Un film documentaire de la RPD de Corée a ensuite été diffusé, rappelant les origines du conflit et le rôle des forces armées américaines, dans une guerre ayant causé 3 millions de morts, civils comme militaires, mais n'ayant jamais pris fin en l'absence de traité de paix soixante ans après la fin des combats. Au nom de l'AAFC, Guy Dupré, vice-président délégué, a rappelé que les manifestations contre la guerre en Corée avaient marqué les militants progressistes, en France et dans le monde, et notamment les fondateurs de l'Association d'amitié franco-coréenne en 1969. Il a souligné combien les causes de la paix et de la réunification avaient été intimement liées dans les combats menés par l'AAFC depuis plus de quarante ans.Remerciant les militants de l'AAFC pour leur solidarité constante avec le combat du peuple coréen pour la paix, S.E. Yun Yong-il a rappelé que les forces de l'Armée populaire de Corée avaient tenu tête avec succès à la première puissance militaire du monde, jusqu'à la victoire sous la conduite du Président Kim Il-sung.

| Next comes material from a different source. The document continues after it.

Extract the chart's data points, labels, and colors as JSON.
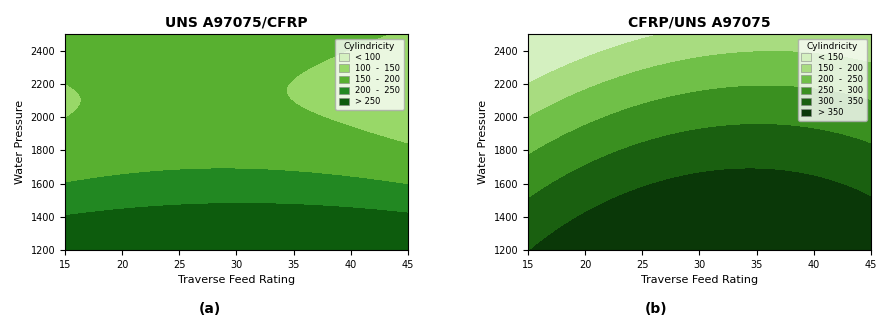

Plusieurs orateurs sont ensuite intervenus pour témoigner de leur vécu de la guerre et expliquer les enjeux du conflit. Procédant à l'aide d'un vidéo-projecteur, Maurice Cukierman, membre du bureau de l'AAFC, a replacé dans son contexte la toile militante de Picasso Massacre en Corée, peinte en 1951 dans un style expressionniste et cubiste, qui dans des tons gris souligne les malheurs de la guerre en dénonçant l'intervention des forces des Nations Unies sous commandement américain. Peter Burchett a souligné que la notion d'opération de police, niant le principe même d'un conflit, avait été forgé à l'occasion de la guerre. Enfin, Guy Dupré a rappelant sa participation aux manifestations contre la guerre de Corée en France, manifestations soutenues par le Mouvement de la paix et le Parti communiste français dont la répression violente s'est soldée par des morts. Dans un message qu'elle a lu au nom du Pôle de renaissance communiste en France (PRCF), Madeleine Dupont a exprimé sa solidarité avec les partisans de la paix dans la péninsule, contre l'impérialisme américain.

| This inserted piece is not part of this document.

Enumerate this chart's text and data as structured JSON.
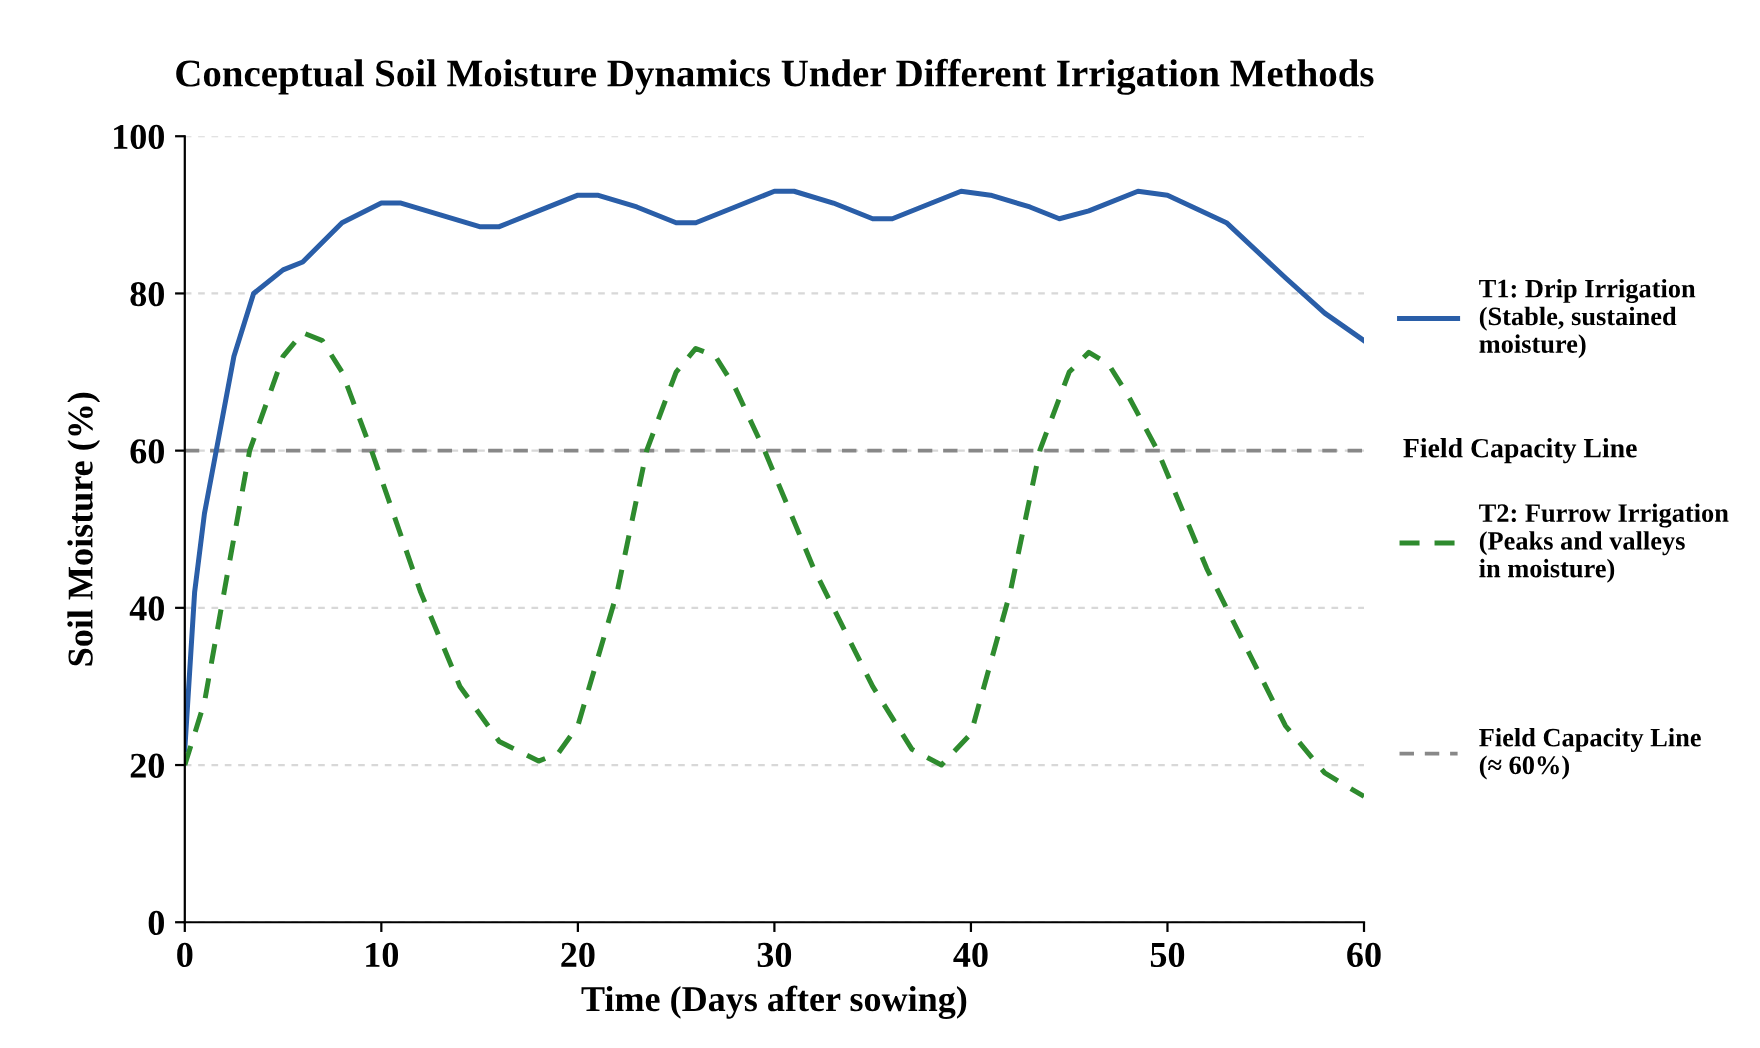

Cofondateur de l'Association internationale des juristes démocrates, Roland Weyl, qui ne pouvait être présent, a fait parvenir un message où il a souligné la nécessité d'un règlement pacifique de la question coréenne et d'un retrait des troupes américaines, tout en observant que, du point de vue juridique, les troupes des Nations Unies n'ayant pas vocation à participer à une guerre elles ne pouvaient pas signer un traité de paix. De fait, leur intervention a marqué la première violation de la charte des Nations Unies.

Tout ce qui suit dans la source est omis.